MELBOURNE, AUSTRALIA – The Australian government said on Sunday it will channel 76 million Australian dollars ($52 million) to the tourism industry as recent heavy rains have dampened many of the monthslong bush fires, allowing the country to look to recovery.
The number of fires burning across Australia’s east and south coast has gone under 100 over the weekend for the first time in weeks, bringing relief from a disaster that has scorched an area roughly a third the size of Germany since September.
“Our federal response to these devastating bush fires is comprehensive and unprecedented,” Prime Minister Scott Morrison was cited in a statement announcing the aid.

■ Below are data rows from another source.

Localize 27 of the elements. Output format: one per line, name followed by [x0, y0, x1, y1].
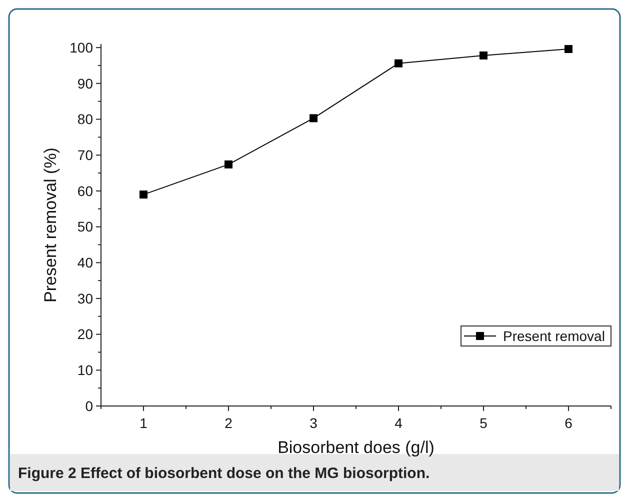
- y-tick-label: 10: [77, 362, 94, 378]
- point: [564, 45, 572, 54]
- x-tick-label: 2: [224, 415, 233, 431]
- y-tick-label: 50: [77, 218, 94, 235]
- y-tick-label: 70: [77, 147, 94, 164]
- x-tick-label: 4: [394, 415, 403, 431]
- x-tick-label: 1: [140, 415, 148, 431]
- y-tick-label: 100: [70, 39, 94, 56]
- y-tick-label: 0: [85, 398, 94, 414]
- y-tick-label: 80: [77, 111, 94, 128]
- y-tick-label: 30: [77, 290, 94, 306]
- y-tick-label: 20: [77, 326, 94, 342]
- y-tick-label: 40: [77, 254, 94, 271]
- point: [140, 190, 148, 199]
- x-tick-label: 5: [480, 415, 488, 431]
- point: [480, 51, 488, 60]
- point: [310, 114, 318, 122]
- caption: Figure 2 Effect of biosorbent dose on the MG biosorption.: [18, 465, 430, 482]
- y-tick-label: 90: [77, 75, 94, 92]
- point: [394, 59, 402, 68]
- x-tick-label: 6: [564, 415, 573, 431]
- y-axis-title: Present removal (%): [41, 148, 60, 302]
- x-tick-label: 3: [310, 415, 318, 431]
- legend-label: Present removal: [503, 328, 605, 344]
- x-axis-title: Biosorbent does (g/l): [278, 438, 434, 457]
- point: [224, 160, 232, 168]
- y-tick-label: 60: [77, 182, 94, 199]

Some 29 people and millions of animals have been killed so far in the burning bush in Australia — a country famous for its pristine beaches, abundant wildlife and open-air sporting events.
Australian Tourism Industry Council (ATIC), told Reuters earlier that damages to the tourism industry have approached A$1 billion.
The Australian Tourism Export Council, another peak tourism body, told the Australian Financial Review that the losses may go above A$4.5 billion by the end of the year.
Asked on ABC News television on Sunday whether A$76 million is sufficient, Tourism Minister Simon Birmingham said it was an initial package.
“There may need to be additional support and funding as we work through this recovery,” Birmingham said, according to a transcript of the interview.
Tourism has been an increasingly vital part of Australia’s economy, accounting for more than 3 percent of annual economic output.
Victoria, New South Wales and Queensland, three of the states that are popular tourist destinations but which have been hit hard by the fires, are now dealing with rain bucketing down in some areas, causing floods and landslides.
Meteorologists expect more rain in Australia’s east and south on Sunday and Monday, which should further help firefighters. As of Sunday, there were 69 bush fires in New South Wales, a third of them still yet to be contained.
Storms are expected to lash parts of Victoria, but there were still 14 fires burning on Sunday, with some big blazes in the state’s mountain region known for hiking.
Fears of smoke from the fires disrupting the Australian Open tennis tournament receded in Melbourne, where the main tournament was due to start on Monday.